Ghost-writing: A celebrity visits the show and commissions an uber-short story based on an incident from his/her life. The celebrity chooses the winner. (This challenge would make a lot of writers want to kill themselves, but come on … it’d be funny to watch a serious Iowa grad try to create art out of Kim Kardashian’s latest crisis.)
Book tour: Each contestant has to give an author reading at a packed bookstore.
Group-story: The contestants divide into teams of three. The team members can’t talk to each other, and they take turns writing one sentence at a time. Stories must have a beginning, middle, and end — best team wins.
Day jobs: Struggling writers often have to take crappy temp jobs in order to eat, and some of them might even sneak some writing while they should be answering phones. In this challenge, each contestant has to spend a day working at a job that’s especially busy and especially crappy and still find time to write a good short piece of fiction about the workplace by the time they clock out — and getting fired is an immediate DQ. Examples of jobs: Being the secretary to a horrible boss; nanny-ing evil children; working at an indie coffee house where the customers have really particular demands; pouring drinks at a bar full of NYU kids who need their IDs checked. Of course the producers would make sure the bosses are totally unreasonable and crazy.

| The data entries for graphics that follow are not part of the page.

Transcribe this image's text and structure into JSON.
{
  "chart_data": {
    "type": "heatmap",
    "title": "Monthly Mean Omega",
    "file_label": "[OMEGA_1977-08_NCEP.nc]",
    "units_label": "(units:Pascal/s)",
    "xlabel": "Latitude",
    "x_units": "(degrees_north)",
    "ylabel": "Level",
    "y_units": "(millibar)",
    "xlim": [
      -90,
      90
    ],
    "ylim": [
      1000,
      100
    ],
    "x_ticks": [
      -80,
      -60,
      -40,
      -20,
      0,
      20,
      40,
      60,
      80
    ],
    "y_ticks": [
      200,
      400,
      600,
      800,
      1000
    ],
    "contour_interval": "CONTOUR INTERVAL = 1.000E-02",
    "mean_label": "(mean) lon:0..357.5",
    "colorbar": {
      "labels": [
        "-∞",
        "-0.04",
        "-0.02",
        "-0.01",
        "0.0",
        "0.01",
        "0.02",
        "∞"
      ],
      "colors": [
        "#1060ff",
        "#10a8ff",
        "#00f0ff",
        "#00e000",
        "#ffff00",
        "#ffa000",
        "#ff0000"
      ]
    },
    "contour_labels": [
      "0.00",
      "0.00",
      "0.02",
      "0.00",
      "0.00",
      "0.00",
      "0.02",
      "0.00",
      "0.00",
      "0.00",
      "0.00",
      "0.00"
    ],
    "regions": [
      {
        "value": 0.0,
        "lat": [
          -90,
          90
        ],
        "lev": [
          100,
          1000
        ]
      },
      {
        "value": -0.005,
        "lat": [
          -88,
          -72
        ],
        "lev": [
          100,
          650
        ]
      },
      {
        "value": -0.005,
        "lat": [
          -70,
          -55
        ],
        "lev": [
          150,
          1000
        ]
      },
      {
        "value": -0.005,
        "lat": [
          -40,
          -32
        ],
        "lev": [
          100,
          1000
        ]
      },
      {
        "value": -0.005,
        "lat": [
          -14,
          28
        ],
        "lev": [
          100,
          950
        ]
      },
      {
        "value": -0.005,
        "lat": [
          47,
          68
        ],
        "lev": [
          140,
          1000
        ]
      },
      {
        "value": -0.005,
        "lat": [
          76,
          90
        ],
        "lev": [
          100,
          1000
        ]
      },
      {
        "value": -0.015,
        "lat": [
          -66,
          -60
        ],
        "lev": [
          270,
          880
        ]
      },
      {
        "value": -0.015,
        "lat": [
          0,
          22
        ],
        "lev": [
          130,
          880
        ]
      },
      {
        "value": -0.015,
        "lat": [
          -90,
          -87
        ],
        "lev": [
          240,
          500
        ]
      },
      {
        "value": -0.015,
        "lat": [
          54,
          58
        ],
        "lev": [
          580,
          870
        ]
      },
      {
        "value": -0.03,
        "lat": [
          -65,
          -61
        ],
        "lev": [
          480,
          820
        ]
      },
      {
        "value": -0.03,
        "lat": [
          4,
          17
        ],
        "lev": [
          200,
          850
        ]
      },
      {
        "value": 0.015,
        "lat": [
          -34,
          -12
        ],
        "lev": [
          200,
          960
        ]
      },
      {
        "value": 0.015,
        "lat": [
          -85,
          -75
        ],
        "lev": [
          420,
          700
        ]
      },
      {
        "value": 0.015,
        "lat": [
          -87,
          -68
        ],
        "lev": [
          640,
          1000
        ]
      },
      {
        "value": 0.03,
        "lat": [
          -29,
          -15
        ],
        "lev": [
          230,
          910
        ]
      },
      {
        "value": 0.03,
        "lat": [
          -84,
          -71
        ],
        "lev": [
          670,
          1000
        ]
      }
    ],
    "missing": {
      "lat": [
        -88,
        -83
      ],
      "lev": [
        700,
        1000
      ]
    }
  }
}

Inspiration: Most of these challenges will involve writing flash fiction based on some form of inspiration: food, paintings, songs, etc.
Imitation: Each contestant picks a famous dead writer’s name out of a hat. The contestants have an hour to research the dead writer’s works. Then they have to write a 500-word story in the dead writer’s voice about some really contemporary topic, like modern love in the digital age.
“Hills Like White Elephants”: This is really MFA-nerdy of me, but contestants must write a short story consisting entirely of dialogue between one male and one female character. Two famous Broadway actors will perform each story; the guest judge will pick the winner.
The tear-jerker: After months of being cloistered during a show’s filming, reality contestants get starved for outside interaction — there’s always that weepy Survivor episode when loved ones from back home visit the island. What if the writers’ loved ones visit, and the writers have to read the one passage from their manuscript that they’re most uncomfortable about sharing to their loved ones? Especially intense since many writers are driven by unresolved family trauma.
Mini-prizes for the mini-challenge winners: Cash, one-on-one time with famous authors, notes by an experienced editor for the current week’s submission prior to The Workshop, publication in literary magazines, the opportunity to sell a winning short piece as a Kindle Single, etc.
THE BIG PRIZE
What else but a six-figure book deal with whichever publishing house the TV network decides to partner with. Plus publicity from the network’s affiliated national morning show.
Would you ever watch a writing competition on TV? Would it be good or bad for the publishing world? Or should fiction writing and reality television never mix?